Astronomers see great dark voids in the background of stars. For a long time they wondered if these were areas lacking in stars, or if there was something that blocked the light of stars from reaching us. Careful study has shown that these regions are filled with dust that attenuates (reduces) the light.

Dark nebulae are opaque in visible light but glow brightly in the infrared. The infrared light follows a blackbody spectrum, so we can relate the peak wavelength to the temperature of the cloud, typically 10K to 100K. The Milky Way has many regions of dark nebulae, especially along its axis.

Reflection Nebulae

Some clouds reflect light from nearby stars making them visible to us. The small dust grains tend to scatter blue light more efficiently than red, making them appear blue to us. Of course, gas and dust can be mixed in a nebulae, giving us a beautiful mix of colors as seen in the Trifid nebula shown in Figure 19.10 (19.12 in the secondedition).

Interstellar Reddening

Interstellar dust tends to scatter blue light and transmit red light. If the cloud is lighted from the side, we see the reflected (scattered) blue light. If the cloud is lighted from behind, we see the transmitted red light. Not only does the cloud transmit red light, it makes the stars behind it appear more red -- their blackbody spectrum appears more red -- leading one to assume that the stars are relatively cool. But the spectral lines can indicate that the stars are hot. The contradiction is due to the reddening of the starlight by the dust cloud.

19.5 Cosmic Rays

Along with gas and dust, interstellar space is filled with fast nuclei, protons, electrons, and positrons (anti-electrons). These are collectively known as cosmic rays. Cosmic rays are constantly striking the Earth. Many of them are absorbed in the Earth's atmosphere, but some make it to the surface. In an area of 1m2 on the surface there is about 1 cosmic ray striking every second. The total energy in cosmic rays striking the Earth is comparable to the total energy in starlight striking the Earth.

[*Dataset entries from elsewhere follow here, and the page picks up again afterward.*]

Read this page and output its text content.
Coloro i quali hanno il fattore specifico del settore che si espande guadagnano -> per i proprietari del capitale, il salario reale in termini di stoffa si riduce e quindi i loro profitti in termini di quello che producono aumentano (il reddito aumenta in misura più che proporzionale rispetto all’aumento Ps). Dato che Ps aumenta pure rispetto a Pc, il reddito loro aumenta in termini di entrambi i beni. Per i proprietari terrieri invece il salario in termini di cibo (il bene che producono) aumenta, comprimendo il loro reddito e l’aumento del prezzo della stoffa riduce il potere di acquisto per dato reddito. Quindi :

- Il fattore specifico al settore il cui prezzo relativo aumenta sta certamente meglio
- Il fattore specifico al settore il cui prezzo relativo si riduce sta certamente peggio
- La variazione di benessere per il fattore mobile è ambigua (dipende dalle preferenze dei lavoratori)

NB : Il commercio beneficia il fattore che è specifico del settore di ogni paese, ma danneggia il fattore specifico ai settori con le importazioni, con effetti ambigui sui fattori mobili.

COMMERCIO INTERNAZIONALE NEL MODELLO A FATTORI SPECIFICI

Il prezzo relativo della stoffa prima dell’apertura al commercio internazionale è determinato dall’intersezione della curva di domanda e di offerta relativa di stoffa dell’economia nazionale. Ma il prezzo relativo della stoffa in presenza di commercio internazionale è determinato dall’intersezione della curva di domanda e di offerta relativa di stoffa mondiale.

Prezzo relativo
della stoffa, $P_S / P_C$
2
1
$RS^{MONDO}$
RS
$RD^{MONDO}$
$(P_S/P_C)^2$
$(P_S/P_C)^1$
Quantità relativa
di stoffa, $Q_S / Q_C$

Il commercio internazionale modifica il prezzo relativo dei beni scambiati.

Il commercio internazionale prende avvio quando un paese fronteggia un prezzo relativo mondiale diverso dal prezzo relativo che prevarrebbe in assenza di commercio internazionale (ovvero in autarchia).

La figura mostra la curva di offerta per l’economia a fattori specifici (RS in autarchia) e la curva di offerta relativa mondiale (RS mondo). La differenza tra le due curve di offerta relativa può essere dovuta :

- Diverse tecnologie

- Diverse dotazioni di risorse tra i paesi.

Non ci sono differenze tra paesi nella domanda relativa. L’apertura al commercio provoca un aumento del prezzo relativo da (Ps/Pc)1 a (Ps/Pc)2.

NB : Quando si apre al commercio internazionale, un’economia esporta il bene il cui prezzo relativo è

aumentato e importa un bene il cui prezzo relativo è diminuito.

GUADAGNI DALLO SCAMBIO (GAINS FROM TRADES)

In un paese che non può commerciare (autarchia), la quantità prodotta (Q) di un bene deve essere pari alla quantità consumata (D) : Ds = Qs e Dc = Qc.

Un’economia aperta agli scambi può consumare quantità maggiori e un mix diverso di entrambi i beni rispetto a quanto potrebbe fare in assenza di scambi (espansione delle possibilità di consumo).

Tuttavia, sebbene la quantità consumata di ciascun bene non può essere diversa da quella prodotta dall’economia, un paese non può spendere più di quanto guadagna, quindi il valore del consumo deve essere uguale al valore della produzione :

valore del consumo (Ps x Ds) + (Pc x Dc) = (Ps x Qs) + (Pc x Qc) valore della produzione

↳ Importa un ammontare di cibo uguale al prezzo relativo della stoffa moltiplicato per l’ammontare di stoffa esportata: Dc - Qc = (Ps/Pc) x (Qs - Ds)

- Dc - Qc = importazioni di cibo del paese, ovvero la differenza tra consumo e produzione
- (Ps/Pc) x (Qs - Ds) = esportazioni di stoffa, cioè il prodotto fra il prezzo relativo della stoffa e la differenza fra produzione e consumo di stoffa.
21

The source of cosmic rays is not readily apparent from their direction. Cosmic rays are charged particles, and charged particles follow a curved path when they pass through a magnetic field. Magnetic fields are found throughout interstellar space. Magnetic fields are associated with planets, stars, black holes, and entire galaxies. On their journey from their source to us, cosmic rays are constantly curving and changing direction making it impossible for us to determine their origin. The preferred candidates for a source of cosmic rays are supernova explosions (ch. 22). It is estimated that cosmic rays travel around the Milky Way about 30 times before striking something.